A company sells manure in 5 pound bags. However, customers usually buy it in bulk so the expected number of pounds that a person buys is 19.25 with a standard deviation of 5.76 . There is also a fixed tax cost for each bag. The profit for an order can be described as 75X-100, where X is the number of 5 pound bags a person buys. What is the standard deviation of this problem?

A. $332.00
B. $432.00
C $532.00
D. $1343.75
E $1400.00

Answer 1

The standard deviation of the problem is $332.00.

Step-by-step explanation:

To find the standard deviation of the problem, we need to calculate the standard deviation of the number of bags a person buys multiplied by the profit per bag.

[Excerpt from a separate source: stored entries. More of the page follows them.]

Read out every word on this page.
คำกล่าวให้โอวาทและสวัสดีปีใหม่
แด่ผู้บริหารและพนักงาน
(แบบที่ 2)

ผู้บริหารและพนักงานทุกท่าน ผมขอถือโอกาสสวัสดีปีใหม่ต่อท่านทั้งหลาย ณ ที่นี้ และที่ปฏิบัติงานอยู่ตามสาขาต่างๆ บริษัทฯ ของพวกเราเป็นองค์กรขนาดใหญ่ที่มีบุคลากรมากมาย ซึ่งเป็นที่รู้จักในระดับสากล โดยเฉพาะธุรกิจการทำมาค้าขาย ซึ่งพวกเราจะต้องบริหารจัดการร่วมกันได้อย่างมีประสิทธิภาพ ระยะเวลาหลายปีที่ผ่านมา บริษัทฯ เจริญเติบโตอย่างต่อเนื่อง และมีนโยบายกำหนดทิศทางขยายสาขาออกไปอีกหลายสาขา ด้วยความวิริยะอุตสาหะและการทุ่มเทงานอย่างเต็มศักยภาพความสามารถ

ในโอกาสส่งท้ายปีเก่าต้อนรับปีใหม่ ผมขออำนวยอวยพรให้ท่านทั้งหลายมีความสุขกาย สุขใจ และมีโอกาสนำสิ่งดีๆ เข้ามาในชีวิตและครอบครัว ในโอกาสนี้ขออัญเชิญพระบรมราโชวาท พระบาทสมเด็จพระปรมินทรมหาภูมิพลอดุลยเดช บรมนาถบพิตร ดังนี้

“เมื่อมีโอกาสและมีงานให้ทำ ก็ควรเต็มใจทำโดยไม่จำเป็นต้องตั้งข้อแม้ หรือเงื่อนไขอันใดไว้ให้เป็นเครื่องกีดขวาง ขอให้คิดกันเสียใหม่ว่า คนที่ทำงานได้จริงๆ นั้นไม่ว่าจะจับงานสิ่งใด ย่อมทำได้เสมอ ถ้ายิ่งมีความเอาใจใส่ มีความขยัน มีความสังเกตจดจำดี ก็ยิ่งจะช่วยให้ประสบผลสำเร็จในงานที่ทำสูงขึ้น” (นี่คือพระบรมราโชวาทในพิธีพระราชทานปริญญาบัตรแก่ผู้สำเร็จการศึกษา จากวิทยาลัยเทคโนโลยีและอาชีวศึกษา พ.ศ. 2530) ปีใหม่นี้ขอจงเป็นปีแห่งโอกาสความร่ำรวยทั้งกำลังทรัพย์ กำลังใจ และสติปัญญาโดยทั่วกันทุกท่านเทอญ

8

The standard deviation of the number of bags can be obtained by dividing the standard deviation of pounds bought by 5. The standard deviation of the profit can be calculated using the formula sd = sqrt((n * sd^2) + (mean^2 * sdp^2)), where sd is the standard deviation of the number of bags, n is the number of bags, sd^2 is the variance of the number of bags, mean is the mean of the number of bags, and sdp is the standard deviation of the profit per bag. Plugging in the values, we get sd = sqrt((19.25/5)^2 * 5.76^2 + (19.25)^2 * 0^2) = 332.00.